Читаем Сватовство полностью

«Ох ты зараза!» — ужаснулась Нюрка. И, наливаясь решимостью, вспомнив сразу и про Илюшу, и про вешние ратники, перед которыми Алевтина не выстояла, и про то, как на ферме Мария Попова изводила горожанку своим языком, по-бабьи мстительно выкрикнула:

Дайте паспорт, я уеду,

Милые родители.

Я не буду дома жить —

Нашла дурня в Питере.

Алевтина выронила из рук ветку, нагнулась за ней, чтобы спрятать растерянность, долго шарила рукой по земле и приседала все ниже и ниже, пока не накрыла платьем уже успевшие зазелениться носки.

— Ой, мамушка! — вскрикнула Алевтина горько и, поджимая под себя ноги, повалилась в траву.

Нюрка стояла молча, давая подруге выреветься. Ей было стыдно за свою ненужную злость. Ведь прогнал же Коля ее, прогнал. Хоть и гордо уходила потом, а прогнал — так зачем было злиться-то? Она присела к согнувшейся Алевтине. У земли вились комары, Нюрка хлопала себя по голым ногам и не знала, что сказать.
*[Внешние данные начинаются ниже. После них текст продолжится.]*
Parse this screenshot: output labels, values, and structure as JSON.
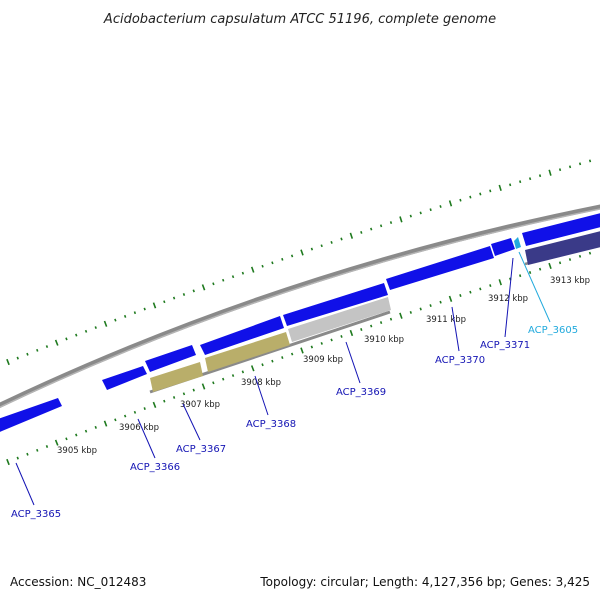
{
  "title": "Acidobacterium capsulatum ATCC 51196, complete genome",
  "footer": {
    "accession": "Accession: NC_012483",
    "summary": "Topology: circular; Length: 4,127,356 bp; Genes: 3,425"
  },
  "colors": {
    "forward_gene": "#1010e8",
    "reverse_gene": "#3a3a88",
    "tan_feature": "#b9ae6a",
    "gray_feature": "#c4c4c4",
    "backbone": "#8a8a8a",
    "tick": "#1f7a1f",
    "label_blue": "#1414b4",
    "label_cyan": "#22aadd"
  },
  "tick_labels": [
    {
      "text": "3905 kbp"
    },
    {
      "text": "3906 kbp"
    },
    {
      "text": "3907 kbp"
    },
    {
      "text": "3908 kbp"
    },
    {
      "text": "3909 kbp"
    },
    {
      "text": "3910 kbp"
    },
    {
      "text": "3911 kbp"
    },
    {
      "text": "3912 kbp"
    },
    {
      "text": "3913 kbp"
    }
  ],
  "genes": [
    {
      "label": "ACP_3365",
      "color": "label_blue"
    },
    {
      "label": "ACP_3366",
      "color": "label_blue"
    },
    {
      "label": "ACP_3367",
      "color": "label_blue"
    },
    {
      "label": "ACP_3368",
      "color": "label_blue"
    },
    {
      "label": "ACP_3369",
      "color": "label_blue"
    },
    {
      "label": "ACP_3370",
      "color": "label_blue"
    },
    {
      "label": "ACP_3371",
      "color": "label_blue"
    },
    {
      "label": "ACP_3605",
      "color": "label_cyan"
    }
  ]
}
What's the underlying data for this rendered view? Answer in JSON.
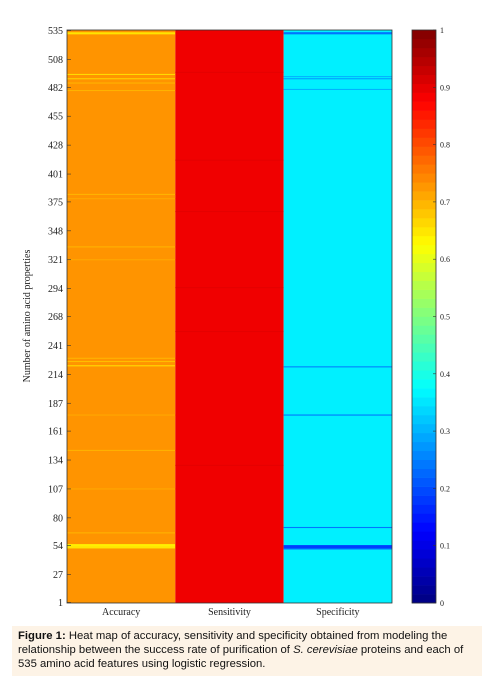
{
  "chart_data": {
    "type": "heatmap",
    "ylabel": "Number of amino acid properties",
    "categories": [
      "Accuracy",
      "Sensitivity",
      "Specificity"
    ],
    "y_ticks": [
      1,
      27,
      54,
      80,
      107,
      134,
      161,
      187,
      214,
      241,
      268,
      294,
      321,
      348,
      375,
      401,
      428,
      455,
      482,
      508,
      535
    ],
    "ylim": [
      1,
      535
    ],
    "colorbar": {
      "ticks": [
        0,
        0.1,
        0.2,
        0.3,
        0.4,
        0.5,
        0.6,
        0.7,
        0.8,
        0.9,
        1
      ],
      "tick_labels": [
        "0",
        "0.1",
        "0.2",
        "0.3",
        "0.4",
        "0.5",
        "0.6",
        "0.7",
        "0.8",
        "0.9",
        "1"
      ],
      "range": [
        0,
        1
      ],
      "colormap": "jet"
    },
    "columns": [
      {
        "name": "Accuracy",
        "base": 0.73,
        "stripes": [
          [
            533,
            0.66
          ],
          [
            532,
            0.64
          ],
          [
            494,
            0.66
          ],
          [
            490,
            0.67
          ],
          [
            486,
            0.7
          ],
          [
            479,
            0.7
          ],
          [
            382,
            0.7
          ],
          [
            378,
            0.71
          ],
          [
            333,
            0.7
          ],
          [
            321,
            0.71
          ],
          [
            229,
            0.7
          ],
          [
            226,
            0.69
          ],
          [
            222,
            0.66
          ],
          [
            176,
            0.71
          ],
          [
            143,
            0.7
          ],
          [
            107,
            0.71
          ],
          [
            66,
            0.7
          ],
          [
            55,
            0.64
          ],
          [
            54,
            0.63
          ],
          [
            53,
            0.64
          ],
          [
            52,
            0.64
          ]
        ]
      },
      {
        "name": "Sensitivity",
        "base": 0.89,
        "stripes": [
          [
            496,
            0.9
          ],
          [
            414,
            0.9
          ],
          [
            366,
            0.9
          ],
          [
            295,
            0.9
          ],
          [
            254,
            0.9
          ],
          [
            129,
            0.9
          ]
        ]
      },
      {
        "name": "Specificity",
        "base": 0.36,
        "stripes": [
          [
            533,
            0.24
          ],
          [
            532,
            0.22
          ],
          [
            492,
            0.3
          ],
          [
            490,
            0.28
          ],
          [
            480,
            0.3
          ],
          [
            221,
            0.25
          ],
          [
            176,
            0.24
          ],
          [
            71,
            0.24
          ],
          [
            54,
            0.17
          ],
          [
            53,
            0.16
          ],
          [
            52,
            0.17
          ],
          [
            51,
            0.23
          ]
        ]
      }
    ]
  },
  "caption": {
    "prefix": "Figure 1:",
    "text_a": " Heat map of accuracy, sensitivity and specificity obtained from modeling the relationship between the success rate of purification of ",
    "species": "S. cerevisiae",
    "text_b": " proteins and each of 535 amino acid features using logistic regression."
  }
}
Алевтина подняла от земли сухое, без слез, лицо, с полосками вмятин от жесткой травы:

— Ну и наплясалась теперь. Пойдем, — сказала она ледяным голосом, отряхнула платье и, не оглядываясь, идет ли следом за нею Нюрка, двинулась к огородам.

— Ой и дура я, ну и дура, — разговаривала Алевтина с собою вслух. — Подразнить захотела. А себя ведь дразнила-то.

Нюрка прислушивалась к этим бессвязным словам, не разбираясь в них, но все же смутно догадываясь, что чего-то она понимает не так.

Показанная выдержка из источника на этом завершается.